In this chart, you can see that industries such as Streaming Music, Social Games and Dating earn high frequency of usage but gets very little retention once you lose them.
Communication industry is probably stale and dry but it commands very high usage of frequency and retention (so troublesome to switch your telco providers right!).
For commerce shopping or travel, like we mentioned above, you do not get a lot of usage frequency but once you are in their ecosystem, you will likely keep using them for your next purchase.
Breaking MAU Down Further Into More Specifics
It is easy to see why looking at MAU alone can be misleading when trying to analyse the company’s growth and progress.
Thus, it is important to further break MAU down into details so we can take a closer look of what components are contributing to it.
Let me illustrate this using an example below.

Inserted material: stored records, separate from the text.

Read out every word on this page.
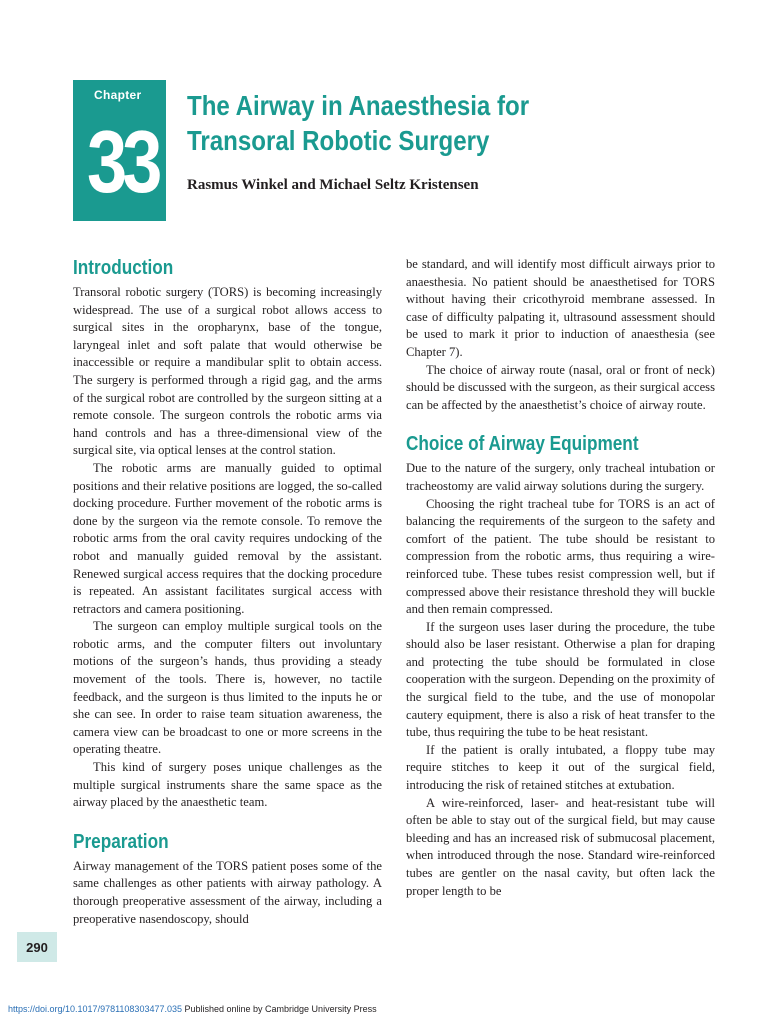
Chapter
33
The Airway in Anaesthesia for
Transoral Robotic Surgery

Rasmus Winkel and Michael Seltz Kristensen

Introduction

Transoral robotic surgery (TORS) is becoming increasingly widespread. The use of a surgical robot allows access to surgical sites in the oropharynx, base of the tongue, laryngeal inlet and soft palate that would otherwise be inaccessible or require a mandibular split to obtain access. The surgery is performed through a rigid gag, and the arms of the surgical robot are controlled by the surgeon sitting at a remote console. The surgeon controls the robotic arms via hand controls and has a three-dimensional view of the surgical site, via optical lenses at the control station.

The robotic arms are manually guided to optimal positions and their relative positions are logged, the so-called docking procedure. Further movement of the robotic arms is done by the surgeon via the remote console. To remove the robotic arms from the oral cavity requires undocking of the robot and manually guided removal by the assistant. Renewed surgical access requires that the docking procedure is repeated. An assistant facilitates surgical access with retractors and camera positioning.

The surgeon can employ multiple surgical tools on the robotic arms, and the computer filters out involuntary motions of the surgeon’s hands, thus providing a steady movement of the tools. There is, however, no tactile feedback, and the surgeon is thus limited to the inputs he or she can see. In order to raise team situation awareness, the camera view can be broadcast to one or more screens in the operating theatre.

This kind of surgery poses unique challenges as the multiple surgical instruments share the same space as the airway placed by the anaesthetic team.

Preparation

Airway management of the TORS patient poses some of the same challenges as other patients with airway pathology. A thorough preoperative assessment of the airway, including a preoperative nasendoscopy, should

be standard, and will identify most difficult airways prior to anaesthesia. No patient should be anaesthetised for TORS without having their cricothyroid membrane assessed. In case of difficulty palpating it, ultrasound assessment should be used to mark it prior to induction of anaesthesia (see Chapter 7).

The choice of airway route (nasal, oral or front of neck) should be discussed with the surgeon, as their surgical access can be affected by the anaesthetist’s choice of airway route.

Choice of Airway Equipment

Due to the nature of the surgery, only tracheal intubation or tracheostomy are valid airway solutions during the surgery.

Choosing the right tracheal tube for TORS is an act of balancing the requirements of the surgeon to the safety and comfort of the patient. The tube should be resistant to compression from the robotic arms, thus requiring a wire-reinforced tube. These tubes resist compression well, but if compressed above their resistance threshold they will buckle and then remain compressed.

If the surgeon uses laser during the procedure, the tube should also be laser resistant. Otherwise a plan for draping and protecting the tube should be formulated in close cooperation with the surgeon. Depending on the proximity of the surgical field to the tube, and the use of monopolar cautery equipment, there is also a risk of heat transfer to the tube, thus requiring the tube to be heat resistant.

If the patient is orally intubated, a floppy tube may require stitches to keep it out of the surgical field, introducing the risk of retained stitches at extubation.

A wire-reinforced, laser- and heat-resistant tube will often be able to stay out of the surgical field, but may cause bleeding and has an increased risk of submucosal placement, when introduced through the nose. Standard wire-reinforced tubes are gentler on the nasal cavity, but often lack the proper length to be

290
https://doi.org/10.1017/9781108303477.035 Published online by Cambridge University Press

Based on the above, both Company A and B has an impressive growing MAU month on month and it exhibits exactly the same trend from the start of the year to the end.
However, when we break it down further into the proportions of the details, it tells totally a different story.
For Company A, the new users made up about 60% of the entire MAU while the company managed to retain 25% of its users and revive or resurrect 15% of the proportion of users who have previously gone inactive.
For Company B, the new users made up about 11% of the entire MAU while the company managed to successfully retained 83% of its users and revive or resurrect just 6% of the proportion of users who have previously gone inactive.
From this, we can better infer that company A is positioning themselves to acquire more new customers while at the same time trying to spend their efforts in trying to resurrect some of their previously “lost” or inactive customers.
For company B, we can infer that the company has a sticky business moat given the amount of retained users it managed to retain but was not very successful or at the near end of their matured business cycle to acquire further new customers.
Many companies will also be concerned at the number of churned rate they incur over the course of time.
A company or product with a high churn rate shows issues pertaining to either the product itself or certain services which the user clearly does not like. This warrants a closer look if the company wants to remain relevant and successful in the industry.
Conclusion
MAU / DAU is just one of the top funnel awareness and consideration metrics when trying to gauge or project through your run-rate projection across the many more years into the future.
Different companies have different rules to decide what constitutes a definition that would fit into MAU.
For instance, in the company I am currently working at, we measure quality visitors as someone who has spent more than 10 seconds on our platform/website and active visitors a subset of that number + have viewed at least one of the product PDP page.
Other companies may have different rules and engagement they wish to capture based on the relevant industries.
Unfortunately, many companies are today over-reporting and over-emphasizing their MAU numbers without giving specific details into what information are they trying to project or work on. Simply reporting a YoY or QoQ growth on MAU numbers is meaningless as we can already see above that these numbers can churn as fast as they are being acquired, leading to nil outcome at the end of the day.